Ça dépend de ce que l'on vous propose !

Fredric BROWN : Ça ne se refuse pas

La ville a peur !

En deux mois, deux femmes ont été violées puis étranglées chez elles, et depuis la ville vit dans la peur d'une récidive. Des consignes ont été données, chaque porte doit être munie d'une chaîne de sécurité et les femmes qui sont seules chez elles ne doivent pas laisser entrer un inconnu sans s'assurer qu'elles ne craignent rien. Il est dix-sept heure et le Monstre a tenté de répéter son forfait. En vain.

Ray Fleck est en colère. Il doit près de cinq cents dollars à Joe Amico, un preneur de paris (un bookmaker en français courant). Seulement il n'a que vingt-huit dollars sur lui, et sa femme refuse de lui avancer une partie de son assurance-vie.

Ray est représentant en alcool et s'il ne roule pas sur l'or, il gagne confortablement sa vie, grâce aux commissions qu'il empoche. Ruth, son épouse depuis six ans, une jolie femme précisé-je en passant, est serveuse le soir, de dix-sept heure jusqu'à près de minuit, dans un restaurant grec, Chez Mikos. Mikos est secrètement amoureux de Ruth mais est un homme loyal. Seulement Ray est un parieur invétéré et il ne peut s'empêcher de continuer malgré tout de miser sur les chevaux.
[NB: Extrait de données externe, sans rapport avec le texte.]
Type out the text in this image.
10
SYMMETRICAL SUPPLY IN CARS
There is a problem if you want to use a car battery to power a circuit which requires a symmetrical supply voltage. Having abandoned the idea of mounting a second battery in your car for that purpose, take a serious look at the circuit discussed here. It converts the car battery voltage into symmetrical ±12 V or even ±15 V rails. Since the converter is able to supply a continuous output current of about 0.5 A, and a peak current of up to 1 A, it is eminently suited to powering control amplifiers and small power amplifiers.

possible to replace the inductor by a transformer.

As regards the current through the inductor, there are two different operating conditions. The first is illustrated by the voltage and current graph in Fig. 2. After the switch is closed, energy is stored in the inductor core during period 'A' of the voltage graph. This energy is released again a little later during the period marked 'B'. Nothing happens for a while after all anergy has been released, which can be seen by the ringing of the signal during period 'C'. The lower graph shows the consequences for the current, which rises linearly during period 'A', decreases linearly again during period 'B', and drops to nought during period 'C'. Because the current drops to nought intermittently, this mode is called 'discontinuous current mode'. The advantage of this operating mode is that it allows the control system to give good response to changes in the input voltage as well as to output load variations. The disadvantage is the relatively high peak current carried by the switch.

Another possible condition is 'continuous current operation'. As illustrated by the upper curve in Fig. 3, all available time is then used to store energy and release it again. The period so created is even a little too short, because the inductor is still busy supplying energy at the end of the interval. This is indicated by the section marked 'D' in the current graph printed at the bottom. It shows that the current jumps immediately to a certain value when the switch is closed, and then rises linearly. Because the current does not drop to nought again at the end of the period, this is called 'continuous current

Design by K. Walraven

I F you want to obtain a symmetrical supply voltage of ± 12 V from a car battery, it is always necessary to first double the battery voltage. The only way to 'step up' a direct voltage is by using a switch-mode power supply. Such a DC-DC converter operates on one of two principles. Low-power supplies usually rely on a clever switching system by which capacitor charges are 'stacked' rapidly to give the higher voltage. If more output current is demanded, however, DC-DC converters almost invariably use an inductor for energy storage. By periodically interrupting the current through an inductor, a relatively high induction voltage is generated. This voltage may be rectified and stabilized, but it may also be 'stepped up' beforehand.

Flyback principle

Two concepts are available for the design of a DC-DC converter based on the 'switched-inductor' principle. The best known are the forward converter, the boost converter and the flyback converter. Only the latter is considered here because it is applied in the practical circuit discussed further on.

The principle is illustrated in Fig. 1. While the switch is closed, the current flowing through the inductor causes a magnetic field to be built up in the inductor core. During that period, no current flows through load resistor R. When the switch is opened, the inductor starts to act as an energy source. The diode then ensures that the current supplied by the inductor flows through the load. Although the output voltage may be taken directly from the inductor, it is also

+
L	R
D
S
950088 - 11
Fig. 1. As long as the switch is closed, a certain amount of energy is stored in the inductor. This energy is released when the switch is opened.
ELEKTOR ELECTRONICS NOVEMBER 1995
Il gagne, il perd, la chance n'est pas toujours au rendez-vous.

Il décide de participer à une partie de poker le soir même mais pour cela il lui faut un minimum de cent dollars. Et il espère bien gagner afin de rembourser, tout au moins en partie, Amico.

Il pense qu'en empruntant dix dollars, voire plus, par-ci par-là il va pouvoir faire fructifier ses vingt-huit dollars, seulement ce n'est pas ce qui se produit. Il ponctionne son vendeur de journaux habituel, Benny le Dingue, qui affirme que c'est lui le Monstre, de dix dollars, lui promettant de miser la somme sur un cheval gagnant. Benny confiant et crédule lui avance la somme, mais au fur et à mesure qu'il entame sa tournée, Ray va récolter quelques dollars qui aussitôt ressortiront plus vite qu'ils sont entrés dans son escarcelle.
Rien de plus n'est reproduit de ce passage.